Second, look at the return on investment. College has a known, well-documented return for high-demand fields. Rental property has a calculable cash-on-cash return. Business investments are harder to predict but have the highest ceiling. Run the numbers for your specific situation.
Third, don’t sacrifice your own retirement. I can’t stress this enough. Your kids can borrow for college. They can get a mortgage. They can take out a business loan. You cannot borrow for retirement. Every dollar you divert from your own retirement savings to fund a child’s goals is a dollar that’s gone forever from your compounding timeline. Help your kids, absolutely. But put on your own oxygen mask first.
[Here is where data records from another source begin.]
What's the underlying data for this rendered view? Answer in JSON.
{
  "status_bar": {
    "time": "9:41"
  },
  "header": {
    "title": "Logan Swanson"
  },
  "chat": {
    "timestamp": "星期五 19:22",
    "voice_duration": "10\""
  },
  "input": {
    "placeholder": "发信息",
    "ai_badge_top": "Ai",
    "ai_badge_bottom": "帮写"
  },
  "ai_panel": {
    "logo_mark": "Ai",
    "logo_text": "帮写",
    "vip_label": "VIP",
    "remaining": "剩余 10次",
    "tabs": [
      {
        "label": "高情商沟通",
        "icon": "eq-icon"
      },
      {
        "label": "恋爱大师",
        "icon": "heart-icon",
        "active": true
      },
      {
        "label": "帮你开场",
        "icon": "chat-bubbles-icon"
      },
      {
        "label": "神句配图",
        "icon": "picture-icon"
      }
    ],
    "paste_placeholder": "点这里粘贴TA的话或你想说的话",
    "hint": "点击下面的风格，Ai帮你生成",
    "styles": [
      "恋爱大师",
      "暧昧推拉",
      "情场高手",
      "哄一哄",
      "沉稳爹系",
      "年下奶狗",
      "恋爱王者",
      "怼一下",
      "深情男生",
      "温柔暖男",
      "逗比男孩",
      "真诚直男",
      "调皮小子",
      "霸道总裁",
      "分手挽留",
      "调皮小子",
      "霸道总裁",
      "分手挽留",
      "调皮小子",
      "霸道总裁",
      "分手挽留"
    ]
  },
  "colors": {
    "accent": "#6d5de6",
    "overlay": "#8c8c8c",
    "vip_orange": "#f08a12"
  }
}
Fourth, start with what you can. If you can’t fund a degree or a down payment, a custodial Roth IRA or a 529 plan costs nothing to open and can start with tiny contributions. Time is the most powerful variable in the compounding equation, and it’s the one resource you can’t get back.
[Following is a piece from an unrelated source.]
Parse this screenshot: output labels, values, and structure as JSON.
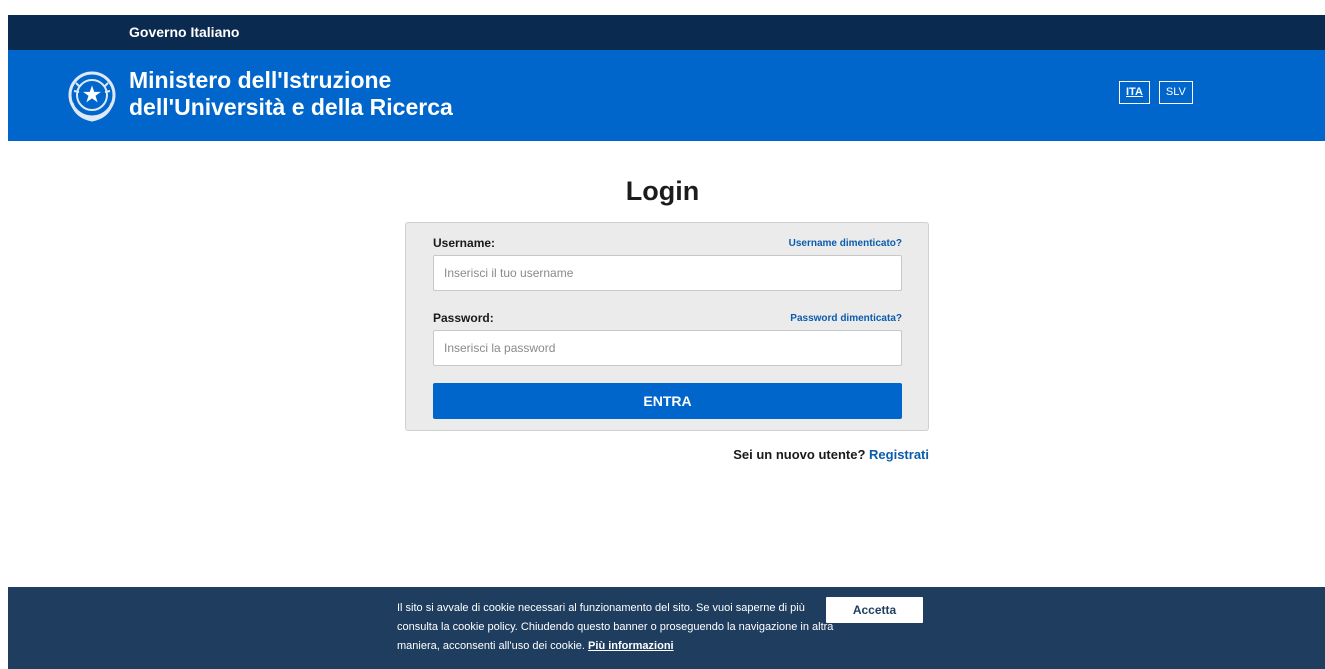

The best financial gift you can give your kid isn’t automatically a degree, a down payment, or startup capital. It’s the one that fits their specific situation, has a clear path to returns, and doesn’t torch your own financial plan in the process.
And if none of the big-ticket options are realistic right now? Open that Roth IRA. Hire your kid for your side business. Put $50 a month into a 529. These aren’t consolation prizes. Over 10 or 20 years of compounding, they can be worth more than a large one-time lump sum handed over at 22.
The best time to start building your kid’s financial future was the day they were born. The second-best time is today.
Figure Out What You Can Actually Afford
All of this advice is useless if you don’t know your real numbers. And I mean real numbers, not the vague sense that you “probably have some room in the budget.” How much can you actually contribute to a kid’s college fund, down payment, or business without putting your own retirement at risk? That depends on your income, your debts, your savings rate, and what your existing financial commitments look like. Most parents have never sat down and mapped all of that out in one place.

That’s one of the reasons we built SuperMoney. The app connects to your actual accounts, income, and debts, and our AI assistant, SenseAI, can give you personalized feedback based on your real financial picture. Not generic advice. Actual analysis of what you can afford, where you have slack in your budget, and what trade-offs you’d be making.
You can ask SenseAI things like “how much can I afford to put toward my daughter’s college fund each month without falling behind on retirement?” and get an answer based on your numbers, not a rule of thumb pulled from a blog post.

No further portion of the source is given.